Another complaint I’m sure I’ll hear is that this has flour in it. Well, so does the basic cornbread recipe at the holy shrine of all things cornbread, Lodge Cast Iron Cookware Company. So do many of the cornbread mixes sold to Southerners here in East Tennessee. I know that using flour in cornbread is an anathema to many here in East Tennessee and some of you may not even try this because of it. You’re really missing out. When you use really good cornmeal (stone ground and preferably local), the flour merely accentuates the corniness of the cornbread. It lightens the texture, giving it lift and keeping it from being as heavy as many cornbreads I’ve tried. It also creates a cornbread that keeps well and reheats beautifully – important in this household of two. We’ve even frozen wedges and let me tell you, on a cold, hectic winter night, there’s nothing quite so life affirming to pull out of the freezer for a quick meal than a slice of this cornbread.
We still love to experiment with cornbread but this is the one we always come back to. When my husband and I talk about cornbread, this is the cornbread we picture in our minds. It’s the cornbread we make for our friends and my family. It’s the cornbread we bring to potlucks and parties. Quite simply, it’s the perfect cornbread. A bold claim – indeed.
Edited to add – My friend Laura just did a post about this cornbread as well. Check it out – it’s a great post.
Dairy Hollow House Skillet-Sizzled Cornbread
(Adapted from Passionate Vegetarian by Crescent Dragonwagon)
Note: There are all kinds of variations that you can make with this cornbread. Over the next few months, I’ll show you some of them.
- 1 cup stone ground yellow cornmeal
- 1 cup unbleached white flour
- 1 tablespoon baking powder
- 1/4 teaspoon salt
- 1/4 teaspoon baking soda
- 1- 3 tablespoons sugar (the fresher the cornmeal, the less sugar you’ll need. I use 1 tbsp)
- 1 1/4 cup buttermilk (please use good buttermilk if you can get it, like Cruze Farm)
- 1 large egg
- 1/4 cup mild vegetable oil, such as corn, canola, or peanut
- 2 – 4 tablespoons butter
Preheat your oven to 375. You need to make sure your oven is good and hot if you want to get that crunchy crust that turns cornbread into a little slice of heaven. This page has a good description on how to calibrate your oven temperature – at the very least, make sure you know how much your oven is off so you know how to adjust the heat or timing of your baked dishes.
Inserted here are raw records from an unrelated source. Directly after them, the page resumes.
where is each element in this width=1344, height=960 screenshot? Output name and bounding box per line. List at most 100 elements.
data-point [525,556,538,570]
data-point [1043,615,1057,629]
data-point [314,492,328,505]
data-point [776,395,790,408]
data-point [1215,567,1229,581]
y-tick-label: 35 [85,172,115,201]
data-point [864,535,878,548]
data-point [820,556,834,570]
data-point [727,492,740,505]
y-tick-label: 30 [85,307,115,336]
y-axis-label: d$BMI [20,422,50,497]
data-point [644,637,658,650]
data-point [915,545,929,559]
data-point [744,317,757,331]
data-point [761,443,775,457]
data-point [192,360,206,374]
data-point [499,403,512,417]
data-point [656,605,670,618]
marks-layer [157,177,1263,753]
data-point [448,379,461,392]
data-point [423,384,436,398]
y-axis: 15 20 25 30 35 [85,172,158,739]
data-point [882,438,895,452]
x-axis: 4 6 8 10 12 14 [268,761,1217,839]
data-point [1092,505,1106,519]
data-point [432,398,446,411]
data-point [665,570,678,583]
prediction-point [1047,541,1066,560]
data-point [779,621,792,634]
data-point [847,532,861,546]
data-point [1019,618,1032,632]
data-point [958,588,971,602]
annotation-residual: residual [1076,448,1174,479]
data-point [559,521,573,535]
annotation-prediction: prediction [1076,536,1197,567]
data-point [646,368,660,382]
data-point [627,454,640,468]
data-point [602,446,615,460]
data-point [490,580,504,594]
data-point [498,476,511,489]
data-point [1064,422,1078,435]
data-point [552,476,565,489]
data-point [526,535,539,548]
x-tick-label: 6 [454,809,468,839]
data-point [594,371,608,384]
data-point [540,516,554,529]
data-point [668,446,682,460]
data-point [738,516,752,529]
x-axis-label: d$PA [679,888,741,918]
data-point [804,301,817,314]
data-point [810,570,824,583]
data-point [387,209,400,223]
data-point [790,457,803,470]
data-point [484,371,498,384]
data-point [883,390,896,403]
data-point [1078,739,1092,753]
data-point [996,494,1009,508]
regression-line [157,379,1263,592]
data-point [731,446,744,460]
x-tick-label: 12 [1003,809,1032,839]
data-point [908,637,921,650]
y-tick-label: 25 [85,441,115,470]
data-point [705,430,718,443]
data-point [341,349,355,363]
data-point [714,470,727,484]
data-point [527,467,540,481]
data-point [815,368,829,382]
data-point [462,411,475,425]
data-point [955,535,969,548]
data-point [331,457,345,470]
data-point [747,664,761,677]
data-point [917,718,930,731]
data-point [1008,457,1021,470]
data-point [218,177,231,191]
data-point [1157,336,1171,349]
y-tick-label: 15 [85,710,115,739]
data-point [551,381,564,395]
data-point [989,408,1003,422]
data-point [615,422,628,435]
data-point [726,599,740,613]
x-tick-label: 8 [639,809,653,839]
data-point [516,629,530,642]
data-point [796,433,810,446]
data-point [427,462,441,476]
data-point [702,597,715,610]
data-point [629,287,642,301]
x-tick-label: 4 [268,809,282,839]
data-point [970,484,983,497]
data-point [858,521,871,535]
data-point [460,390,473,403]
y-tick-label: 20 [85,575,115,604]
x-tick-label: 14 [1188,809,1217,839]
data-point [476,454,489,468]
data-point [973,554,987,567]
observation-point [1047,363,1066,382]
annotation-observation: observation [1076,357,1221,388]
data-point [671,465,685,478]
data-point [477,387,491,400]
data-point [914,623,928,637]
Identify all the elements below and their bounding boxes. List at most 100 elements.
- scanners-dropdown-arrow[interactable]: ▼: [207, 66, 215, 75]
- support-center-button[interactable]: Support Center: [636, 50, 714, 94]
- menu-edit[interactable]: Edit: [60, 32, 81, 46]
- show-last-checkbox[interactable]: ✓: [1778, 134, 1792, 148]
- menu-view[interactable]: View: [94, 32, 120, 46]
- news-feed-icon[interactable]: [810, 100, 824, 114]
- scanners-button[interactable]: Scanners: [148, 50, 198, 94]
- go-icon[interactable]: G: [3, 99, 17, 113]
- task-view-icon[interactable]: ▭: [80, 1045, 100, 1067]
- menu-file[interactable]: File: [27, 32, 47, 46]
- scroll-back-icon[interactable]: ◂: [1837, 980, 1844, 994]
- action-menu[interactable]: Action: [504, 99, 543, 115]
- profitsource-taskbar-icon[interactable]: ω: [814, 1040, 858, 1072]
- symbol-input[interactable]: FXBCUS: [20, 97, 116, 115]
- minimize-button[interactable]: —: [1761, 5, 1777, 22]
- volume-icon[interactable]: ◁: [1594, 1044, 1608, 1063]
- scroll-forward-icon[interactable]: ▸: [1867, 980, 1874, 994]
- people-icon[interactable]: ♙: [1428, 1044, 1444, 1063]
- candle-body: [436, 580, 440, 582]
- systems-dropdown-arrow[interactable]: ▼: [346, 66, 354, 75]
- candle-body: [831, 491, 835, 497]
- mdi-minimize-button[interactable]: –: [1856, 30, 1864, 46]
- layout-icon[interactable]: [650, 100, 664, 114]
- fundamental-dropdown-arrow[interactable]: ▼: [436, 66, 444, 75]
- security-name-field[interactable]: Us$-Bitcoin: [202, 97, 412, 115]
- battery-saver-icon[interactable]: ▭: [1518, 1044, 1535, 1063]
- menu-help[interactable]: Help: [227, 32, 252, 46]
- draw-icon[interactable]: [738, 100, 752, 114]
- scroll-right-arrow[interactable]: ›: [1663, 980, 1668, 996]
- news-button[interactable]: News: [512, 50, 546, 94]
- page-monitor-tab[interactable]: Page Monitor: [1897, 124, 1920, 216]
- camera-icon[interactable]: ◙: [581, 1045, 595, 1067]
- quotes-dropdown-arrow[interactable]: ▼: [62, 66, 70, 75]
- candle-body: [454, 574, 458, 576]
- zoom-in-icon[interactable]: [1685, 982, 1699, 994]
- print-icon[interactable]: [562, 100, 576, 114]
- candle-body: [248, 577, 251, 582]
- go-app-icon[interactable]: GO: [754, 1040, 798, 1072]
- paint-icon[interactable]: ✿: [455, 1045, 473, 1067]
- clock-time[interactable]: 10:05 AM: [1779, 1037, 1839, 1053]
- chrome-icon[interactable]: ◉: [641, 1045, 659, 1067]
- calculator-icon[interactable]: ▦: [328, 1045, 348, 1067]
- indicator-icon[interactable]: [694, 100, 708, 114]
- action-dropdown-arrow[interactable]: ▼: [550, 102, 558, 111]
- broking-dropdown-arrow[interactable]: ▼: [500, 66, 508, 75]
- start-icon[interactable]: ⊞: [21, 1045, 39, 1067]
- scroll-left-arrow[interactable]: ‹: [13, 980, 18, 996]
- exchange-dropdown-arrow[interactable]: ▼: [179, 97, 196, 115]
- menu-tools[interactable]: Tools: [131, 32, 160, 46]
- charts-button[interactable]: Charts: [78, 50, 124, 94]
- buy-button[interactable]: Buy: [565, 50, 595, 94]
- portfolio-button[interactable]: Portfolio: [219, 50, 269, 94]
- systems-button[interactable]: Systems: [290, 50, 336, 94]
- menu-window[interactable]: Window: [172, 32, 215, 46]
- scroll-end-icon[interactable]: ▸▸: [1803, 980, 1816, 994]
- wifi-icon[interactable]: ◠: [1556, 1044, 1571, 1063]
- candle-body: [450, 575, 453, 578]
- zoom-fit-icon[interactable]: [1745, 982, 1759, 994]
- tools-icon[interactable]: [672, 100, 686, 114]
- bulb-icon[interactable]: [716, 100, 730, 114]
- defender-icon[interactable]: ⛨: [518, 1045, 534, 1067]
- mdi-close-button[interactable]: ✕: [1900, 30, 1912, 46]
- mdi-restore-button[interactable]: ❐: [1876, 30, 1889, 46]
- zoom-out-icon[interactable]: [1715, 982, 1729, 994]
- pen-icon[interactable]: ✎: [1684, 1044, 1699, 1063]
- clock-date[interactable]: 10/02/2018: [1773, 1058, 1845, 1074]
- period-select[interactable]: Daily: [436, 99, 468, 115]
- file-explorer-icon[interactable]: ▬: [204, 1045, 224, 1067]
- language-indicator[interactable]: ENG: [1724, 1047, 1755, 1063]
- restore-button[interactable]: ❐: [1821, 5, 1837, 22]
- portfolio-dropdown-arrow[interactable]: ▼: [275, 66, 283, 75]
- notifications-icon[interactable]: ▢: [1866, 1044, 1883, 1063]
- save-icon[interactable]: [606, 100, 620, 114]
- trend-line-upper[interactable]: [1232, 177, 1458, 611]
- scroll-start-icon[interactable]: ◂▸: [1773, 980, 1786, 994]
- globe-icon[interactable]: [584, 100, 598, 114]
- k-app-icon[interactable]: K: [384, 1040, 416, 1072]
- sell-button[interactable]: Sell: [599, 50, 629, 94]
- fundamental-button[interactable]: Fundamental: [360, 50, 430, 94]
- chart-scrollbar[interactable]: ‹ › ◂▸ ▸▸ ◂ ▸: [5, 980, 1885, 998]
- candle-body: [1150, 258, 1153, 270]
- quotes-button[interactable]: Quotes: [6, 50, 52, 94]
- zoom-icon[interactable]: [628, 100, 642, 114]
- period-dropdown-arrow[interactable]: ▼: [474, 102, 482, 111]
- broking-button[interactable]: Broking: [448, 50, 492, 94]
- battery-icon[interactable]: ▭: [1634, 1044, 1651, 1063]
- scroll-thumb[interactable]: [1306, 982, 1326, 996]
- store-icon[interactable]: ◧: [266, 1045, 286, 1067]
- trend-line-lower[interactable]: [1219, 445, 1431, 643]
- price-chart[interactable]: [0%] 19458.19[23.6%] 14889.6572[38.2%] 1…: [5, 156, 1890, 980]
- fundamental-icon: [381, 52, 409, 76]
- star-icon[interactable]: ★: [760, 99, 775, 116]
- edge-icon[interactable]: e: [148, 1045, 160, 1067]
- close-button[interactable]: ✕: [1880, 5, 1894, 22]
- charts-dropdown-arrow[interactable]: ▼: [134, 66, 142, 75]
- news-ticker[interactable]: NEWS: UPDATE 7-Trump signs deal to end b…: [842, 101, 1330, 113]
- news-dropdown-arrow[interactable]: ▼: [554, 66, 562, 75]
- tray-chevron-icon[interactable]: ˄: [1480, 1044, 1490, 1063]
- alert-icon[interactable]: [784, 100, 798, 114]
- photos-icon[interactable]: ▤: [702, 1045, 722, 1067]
In a large bowl, combine all the dry ingredients (cornmeal through sugar) and stir well to combine them. If your baking soda or baking powder have any lumps, sift them (or break them up well with a spoon) before you measure them into the bowl.
In a smaller bowl, whisk together the buttermilk, egg and vegetable oil. Put your 10 1/4 inch cast iron skillet on the stove over medium heat and let it heat up for 2-3 minutes (or as long as it takes to get nice and hot). Add butter to the skillet and once it’s melted and bubbly, tilt it around to make sure the butter has spread all over the bottom of the pan and up onto the sides a bit.
Pour mixture into the skillet. You should hear it sizzle a little. Put this into the oven right away and bake 25-30 minutes or until the top is golden brown. Cut cornbread into wedges and serve warm.